White-box Cryptography is a type of encryption that can be used for advanced application protection. It is often implemented to protect private keys that are swimming in the rich operating system, rather than secured by hardware components, such as hardware security modules (HSMs), trusted platform modules (TPM), Secure Enclaves (SE), and trusted execution environments (TEE).
White-box cryptography prevents the exposure of valuable information by obfuscating the data but also storing it in random data and within the code itself. This makes it difficult to achieve malicious attacks even if the device itself has been compromised from malware, rooting, or jailbreaking. Leveraging white-box cryptography for both secure storage and execution of cryptographic functions (e.g. signing), white-box cryptography — as part of a larger offering — can ensure authentication channels and private keys are kept safe from attacks.
In instances where an application does not store authentication keys in the TPM, the keys would be more vulnerable to specific attacks where the devices are overtaken and its contents analyzed. White-box cryptography is software but it mimics the protection of hardware-backed key security.
Keys secured by hardware components are considered black-box models. By contrast, white-box cryptography assumes a worst case scenario, where a malicious actor has control over the execution environment and the internal workings of an algorithm are visible and modifiable.
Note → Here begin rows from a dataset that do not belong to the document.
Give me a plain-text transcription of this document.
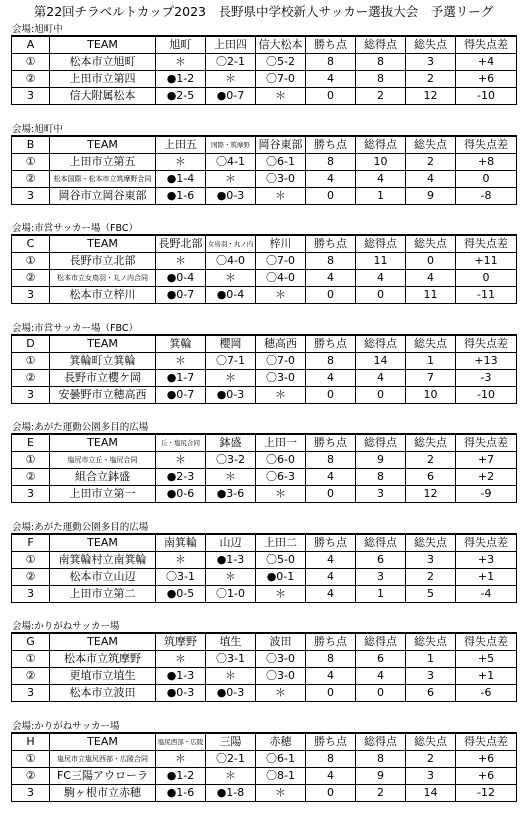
第22回チラベルトカップ2023　長野県中学校新人サッカー選抜大会　予選リーグ
会場:旭町中
A	TEAM	旭町	上田四	信大松本	勝ち点	総得点	総失点	得失点差
①	松本市立旭町	＊	〇2-1	〇5-2	8	8	3	+4
②	上田市立第四	●1-2	＊	〇7-0	4	8	2	+6
3	信大附属松本	●2-5	●0-7	＊	0	2	12	-10
会場:旭町中
B	TEAM	上田五	国際・筑摩野	岡谷東部	勝ち点	総得点	総失点	得失点差
①	上田市立第五	＊	〇4-1	〇6-1	8	10	2	+8
②	松本国際・松本市立筑摩野合同	●1-4	＊	〇3-0	4	4	4	0
3	岡谷市立岡谷東部	●1-6	●0-3	＊	0	1	9	-8
会場:市営サッカー場（FBC）
C	TEAM	長野北部	女鳥羽・丸ノ内	梓川	勝ち点	総得点	総失点	得失点差
①	長野市立北部	＊	〇4-0	〇7-0	8	11	0	+11
②	松本市立女鳥羽・丸ノ内合同	●0-4	＊	〇4-0	4	4	4	0
3	松本市立梓川	●0-7	●0-4	＊	0	0	11	-11
会場:市営サッカー場（FBC）
D	TEAM	箕輪	櫻岡	穂高西	勝ち点	総得点	総失点	得失点差
①	箕輪町立箕輪	＊	〇7-1	〇7-0	8	14	1	+13
②	長野市立櫻ケ岡	●1-7	＊	〇3-0	4	4	7	-3
3	安曇野市立穂高西	●0-7	●0-3	＊	0	0	10	-10
会場:あがた運動公園多目的広場
E	TEAM	丘・塩尻合同	鉢盛	上田一	勝ち点	総得点	総失点	得失点差
①	塩尻市立丘・塩尻合同	＊	〇3-2	〇6-0	8	9	2	+7
②	組合立鉢盛	●2-3	＊	〇6-3	4	8	6	+2
3	上田市立第一	●0-6	●3-6	＊	0	3	12	-9
会場:あがた運動公園多目的広場
F	TEAM	南箕輪	山辺	上田二	勝ち点	総得点	総失点	得失点差
①	南箕輪村立南箕輪	＊	●1-3	〇5-0	4	6	3	+3
②	松本市立山辺	〇3-1	＊	●0-1	4	3	2	+1
3	上田市立第二	●0-5	〇1-0	＊	4	1	5	-4
会場:かりがねサッカー場
G	TEAM	筑摩野	埴生	波田	勝ち点	総得点	総失点	得失点差
①	松本市立筑摩野	＊	〇3-1	〇3-0	8	6	1	+5
②	更埴市立埴生	●1-3	＊	〇3-0	4	4	3	+1
3	松本市立波田	●0-3	●0-3	＊	0	0	6	-6
会場:かりがねサッカー場
H	TEAM	塩尻西部・広陵	三陽	赤穂	勝ち点	総得点	総失点	得失点差
①	塩尻市立塩尻西部・広陵合同	＊	〇2-1	〇6-1	8	8	2	+6
②	FC三陽アウローラ	●1-2	＊	〇8-1	4	9	3	+6
3	駒ヶ根市立赤穂	●1-6	●1-8	＊	0	2	14	-12
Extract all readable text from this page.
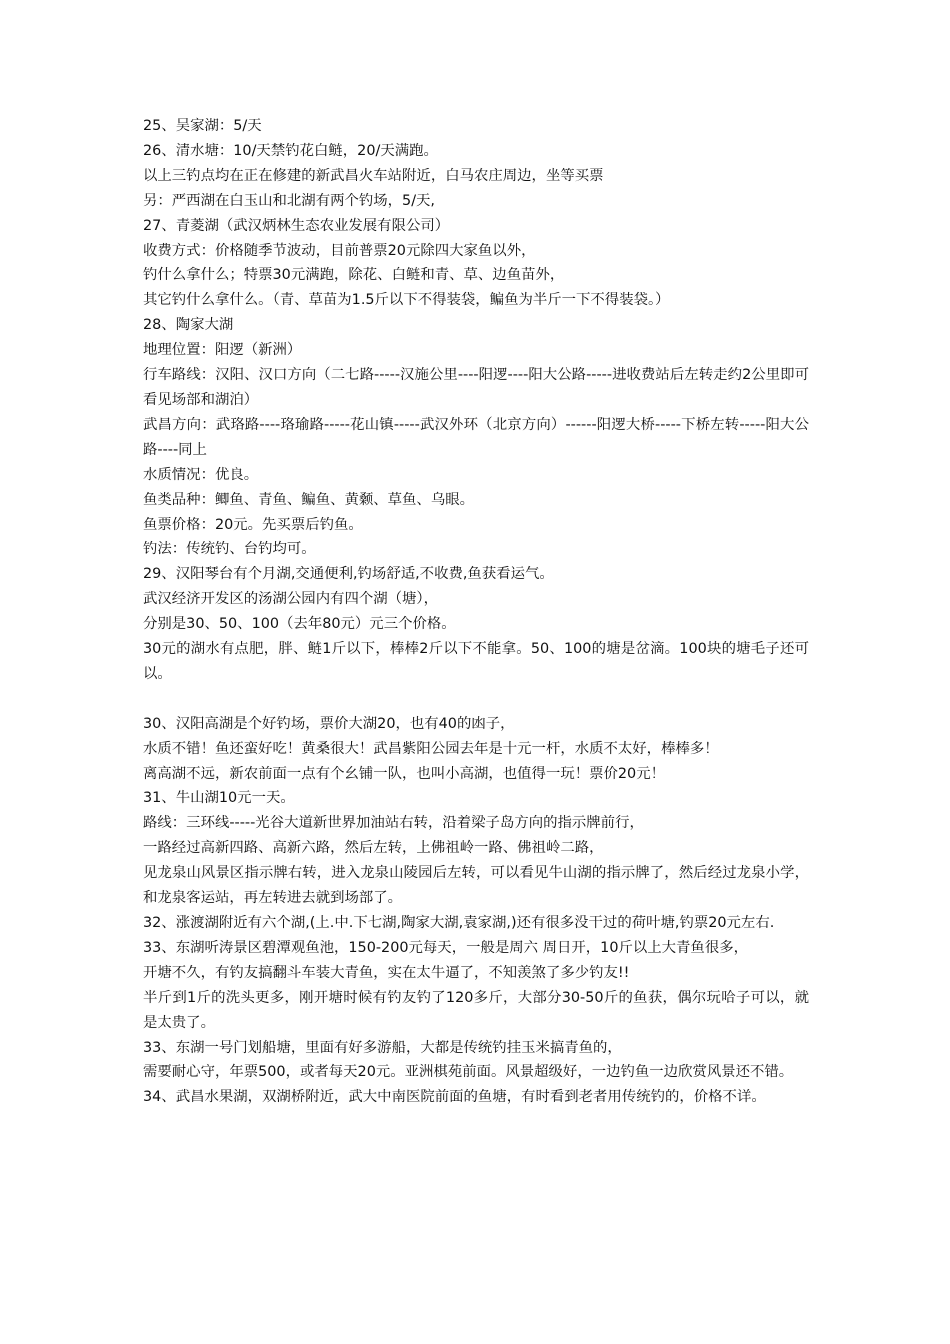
25、吴家湖：5/天

26、清水塘：10/天禁钓花白鲢，20/天满跑。

以上三钓点均在正在修建的新武昌火车站附近，白马农庄周边，坐等买票

另：严西湖在白玉山和北湖有两个钓场，5/天,

27、青菱湖（武汉炳林生态农业发展有限公司）

收费方式：价格随季节波动，目前普票20元除四大家鱼以外，

钓什么拿什么；特票30元满跑，除花、白鲢和青、草、边鱼苗外，

其它钓什么拿什么。（青、草苗为1.5斤以下不得装袋，鳊鱼为半斤一下不得装袋。）

28、陶家大湖

地理位置：阳逻（新洲）

行车路线：汉阳、汉口方向（二七路-----汉施公里----阳逻----阳大公路-----进收费站后左转走约2公里即可看见场部和湖泊）

武昌方向：武珞路----珞瑜路-----花山镇-----武汉外环（北京方向）------阳逻大桥-----下桥左转-----阳大公路----同上

水质情况：优良。

鱼类品种：鲫鱼、青鱼、鳊鱼、黄颡、草鱼、乌眼。

鱼票价格：20元。先买票后钓鱼。

钓法：传统钓、台钓均可。

29、汉阳琴台有个月湖,交通便利,钓场舒适,不收费,鱼获看运气。

武汉经济开发区的汤湖公园内有四个湖（塘），

分别是30、50、100（去年80元）元三个价格。

30元的湖水有点肥，胖、鲢1斤以下，棒棒2斤以下不能拿。50、100的塘是岔滴。100块的塘毛子还可以。

30、汉阳高湖是个好钓场，票价大湖20，也有40的凼子，

水质不错！鱼还蛮好吃！黄桑很大！武昌紫阳公园去年是十元一杆，水质不太好，棒棒多！

离高湖不远，新农前面一点有个幺铺一队，也叫小高湖，也值得一玩！票价20元！

31、牛山湖10元一天。

路线：三环线-----光谷大道新世界加油站右转，沿着梁子岛方向的指示牌前行，

一路经过高新四路、高新六路，然后左转，上佛祖岭一路、佛祖岭二路，

见龙泉山风景区指示牌右转，进入龙泉山陵园后左转，可以看见牛山湖的指示牌了，然后经过龙泉小学，和龙泉客运站，再左转进去就到场部了。

32、涨渡湖附近有六个湖,(上.中.下七湖,陶家大湖,袁家湖,)还有很多没干过的荷叶塘,钓票20元左右.

33、东湖听涛景区碧潭观鱼池，150-200元每天，一般是周六 周日开，10斤以上大青鱼很多，

开塘不久，有钓友搞翻斗车装大青鱼，实在太牛逼了，不知羡煞了多少钓友!!

半斤到1斤的洗头更多，刚开塘时候有钓友钓了120多斤，大部分30-50斤的鱼获，偶尔玩哈子可以，就是太贵了。

33、东湖一号门划船塘，里面有好多游船，大都是传统钓挂玉米搞青鱼的，

需要耐心守，年票500，或者每天20元。亚洲棋苑前面。风景超级好，一边钓鱼一边欣赏风景还不错。

34、武昌水果湖，双湖桥附近，武大中南医院前面的鱼塘，有时看到老者用传统钓的，价格不详。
White-box cryptography is a complex layer of obfuscation, encryption, and mathematical transformation thatkeeps cryptographic keys safe in such an untrusted environment, driving up the costs and effort of an attack such that it becomes infeasible.
Example:
“White-box cryptography, when added to a mobile security solution, helps prevent a lost, stolen, or malware-compromised device from being reverse engineered to extract sensitive information such as authentication keys.”